Also I do try but i am not perfect in this situation.  BM on many occasions has brought out the devil in me and I always hate myself after words.  I mostly feel bad for her but at the same time I feel worse for my husband who has sacrificed so much for his daughter and only  96 days a yr to see her and that is if it is not a deployment year.  If he is deployed for a yr she refused to give him any make up time and the courts said that was okay.  When we had her for Christmas this yr we were in there state so she went back and forth from our home to her moms and when she came back the things she said that could only come from an adult makes it even harder for me to even want to try with her anymore.  The only she is doing is putting a wedge between her daughter and I and that only makes it harder on SD.  I never speak ill of her mother around her I truly wish she would do the same for me.  The older SD gets the more the little comments effect her.  She dosnt know why her mom dosnt like me but she knows she dosnt so it is making it harder when she talks to her all the time.  She would tell her daughter about all the things she was missing out on by being here, she makes being here sound more like a punishment.  She had my SD in tears because she missed going to the beach with BM BF and BF daughters came to visit so you missed that its almost crule.  Then SD is upset and wants to go home because shes missing fun stuff with BM.  Its like she wants her to be miserable here.

Anonymous
by Anonymous - Original Poster on Apr. 16, 2013 at 10:51 PM

She can call when he gets home from work at 5 pm and she knows that.  

Anonymous
by Anonymous - Original Poster on Apr. 16, 2013 at 10:58 PM
3 moms liked this

Than shouldnt the same go for DH shouldnt he be able to call daily and speak to her?  The 2 and 1/2 months is BM choice.  She didnt want to spend the extra money to send her at the other schedualed times so she has her come for a long trip.  If it wasnt for the court order that he fought over 2 yrs to get he would never get to see SD because BM thinks of her as a possesion that is soly hers.  I dont think you have ever been in a situation like this if you think its okay for a BM to call SM phone daily and never call DH phone.  And no mother who loves her child that much is going to call just to upset them by telling them all the things they dont get to do because there stuck at dads.

jessesbride
by on Apr. 16, 2013 at 11:11 PM

She should not have your number... If she wants to talk to her daughter, she needs to contact her daughter's father... Not you. BLOCK HER NUMBER!!!! They are making you responsible for the stuffTHEY should be responsible for. Once or twice a week is one thing, more than that is stalking!!!

Tinkerbellmama
by Platinum Member on Apr. 16, 2013 at 11:13 PM
1 mom liked this

My son goes to my aunt's house every summer for a week. I call him every day before bed, and usually at least 3-4 other times during his visit. He's 10. I couldn't imagine being separated from my child for 2 1/2 months and to not be allowed contact with her simply because her step-mom didn't want to deal with me.

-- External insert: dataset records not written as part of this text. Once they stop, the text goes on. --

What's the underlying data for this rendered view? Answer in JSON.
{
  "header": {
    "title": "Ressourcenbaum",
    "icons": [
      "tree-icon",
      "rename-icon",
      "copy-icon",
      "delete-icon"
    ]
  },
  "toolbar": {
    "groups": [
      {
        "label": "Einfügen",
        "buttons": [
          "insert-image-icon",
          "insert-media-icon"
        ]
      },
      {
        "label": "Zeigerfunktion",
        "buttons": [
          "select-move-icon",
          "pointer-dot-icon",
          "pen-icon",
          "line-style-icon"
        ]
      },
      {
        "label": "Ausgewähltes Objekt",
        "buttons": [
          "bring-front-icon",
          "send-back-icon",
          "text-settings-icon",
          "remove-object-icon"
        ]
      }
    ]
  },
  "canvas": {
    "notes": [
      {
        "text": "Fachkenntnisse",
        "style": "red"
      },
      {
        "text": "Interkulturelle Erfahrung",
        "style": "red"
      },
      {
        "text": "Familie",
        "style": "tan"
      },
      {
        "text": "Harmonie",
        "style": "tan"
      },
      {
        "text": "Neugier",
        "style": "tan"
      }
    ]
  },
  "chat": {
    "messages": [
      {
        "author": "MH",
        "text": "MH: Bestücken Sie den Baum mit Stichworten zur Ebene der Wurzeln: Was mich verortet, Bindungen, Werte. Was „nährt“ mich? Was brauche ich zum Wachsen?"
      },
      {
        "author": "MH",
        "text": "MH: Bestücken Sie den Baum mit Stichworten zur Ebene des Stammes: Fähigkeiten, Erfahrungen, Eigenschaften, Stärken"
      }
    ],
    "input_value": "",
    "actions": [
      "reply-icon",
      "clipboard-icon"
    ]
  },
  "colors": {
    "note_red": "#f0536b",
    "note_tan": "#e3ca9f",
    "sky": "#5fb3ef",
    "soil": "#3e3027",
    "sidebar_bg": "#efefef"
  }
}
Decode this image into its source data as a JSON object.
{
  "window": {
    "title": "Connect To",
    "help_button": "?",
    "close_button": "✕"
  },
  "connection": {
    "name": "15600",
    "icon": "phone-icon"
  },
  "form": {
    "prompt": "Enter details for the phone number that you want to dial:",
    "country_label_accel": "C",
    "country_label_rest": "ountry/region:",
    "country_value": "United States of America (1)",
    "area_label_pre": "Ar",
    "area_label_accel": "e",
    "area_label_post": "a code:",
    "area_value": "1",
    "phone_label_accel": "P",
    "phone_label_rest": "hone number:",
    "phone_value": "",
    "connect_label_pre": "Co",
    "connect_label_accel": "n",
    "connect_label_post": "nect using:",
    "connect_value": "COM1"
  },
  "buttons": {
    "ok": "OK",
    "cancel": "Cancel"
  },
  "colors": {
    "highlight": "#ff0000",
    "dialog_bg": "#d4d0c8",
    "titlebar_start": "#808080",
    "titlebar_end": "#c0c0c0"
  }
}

Guess what? You knew he had a kid when you married him, that meant that you'd have to deal with BM at some point. It's ridiculous to put restrictions on when and how she can contact her 4 year old, especially when the kid is going to be gone for 2 1/2 months.

I think you need to just suck it up and let BM talk to her daughter. When the phone rings and her number pops up, accept the call and give it to SD, you don't even need to say hello. When SD is done, she'll give you the phone and you hang up. The end.